The expert asked another question, “Who is my neighbor?”
And so begins the story of the Good Samaritan… a Jewish man falls into the hands of robbers. He is beaten and left to die in the street. After a priest and a Levite, two of his own kind, pass him by and continue on about their business, a Samaritan stops and takes pity on him. He bandages his wounds, uses his oil and wine to soothe the pain, takes him to a safe house, cares for him and pays for his recovery.
The Samaritan is identified as the neighbor of the man who fell into the hands of robbers. Samaritans were a mixed race of Jews who intermarried with gentiles. Because of this, they were despised by pure-blooded Jews for having lost their Jewish purity. The two people groups had a long history of animosity towards each other.
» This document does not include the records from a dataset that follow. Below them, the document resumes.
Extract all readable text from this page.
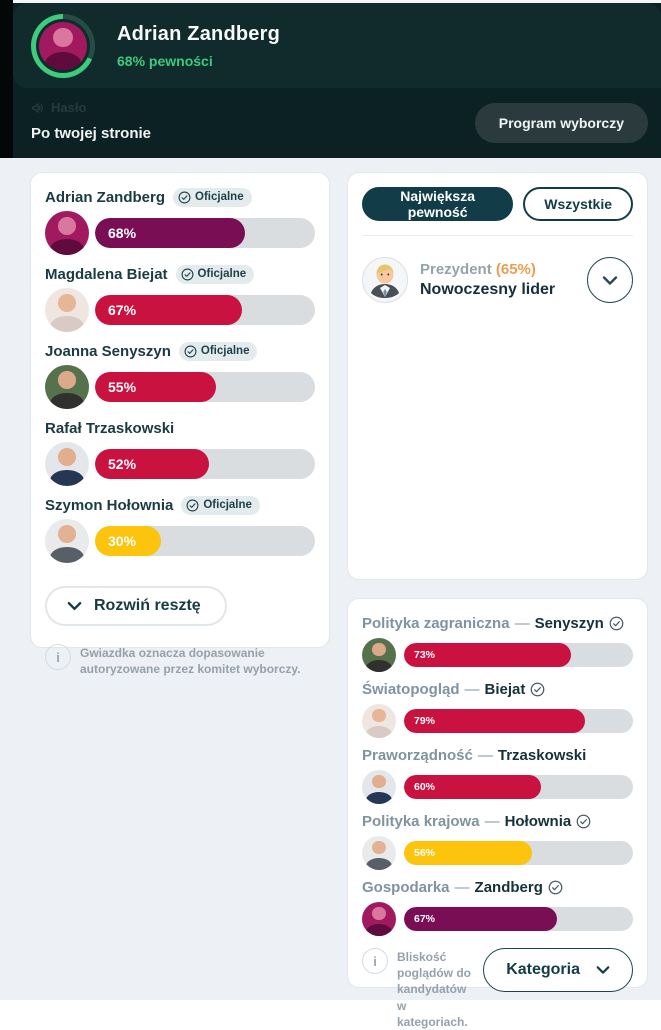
Adrian Zandberg
68% pewności
Hasło
Po twojej stronie
Program wyborczy
Adrian Zandberg	Oficjalne
68%
Magdalena Biejat	Oficjalne
67%
Joanna Senyszyn	Oficjalne
55%
Rafał Trzaskowski
52%
Szymon Hołownia	Oficjalne
30%
Rozwiń resztę
i	Gwiazdka oznacza dopasowanie autoryzowane przez komitet wyborczy.
Największa pewność	Wszystkie

Prezydent (65%)
Nowoczesny lider
Polityka zagraniczna — Senyszyn
73%
Światopogląd — Biejat
79%
Praworządność — Trzaskowski
60%
Polityka krajowa — Hołownia
56%
Gospodarka — Zandberg
67%
i	Bliskość poglądów do kandydatów w kategoriach.
Kategoria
It’s really easy to love a neighbor who has a lot in common with you. It’s easy to love a neighbor who is kind and generous with you. Loving someone different from you and does not agree with you is hard. It requires surrender, humility and grace. I believe what Jesus is telling this expert is your neighbor is often the one person you despise the most.
My Bible says this about Jesus: “For God so loved the world that He gave His only Son, that whoever believes in Him should not perish but have eternal life.” (John 3:16)
In Romans 12, it says things like, “hate what is evil and cling to what is good…bless those who persecute you…be willing to associate with people low position…if your enemy is hungry feed him; if he is thirsty, give him something to drink…do not be overcome by evil, but overcome evil with good.”
I wonder if mine is the same as the copy they have in Gainesville Florida.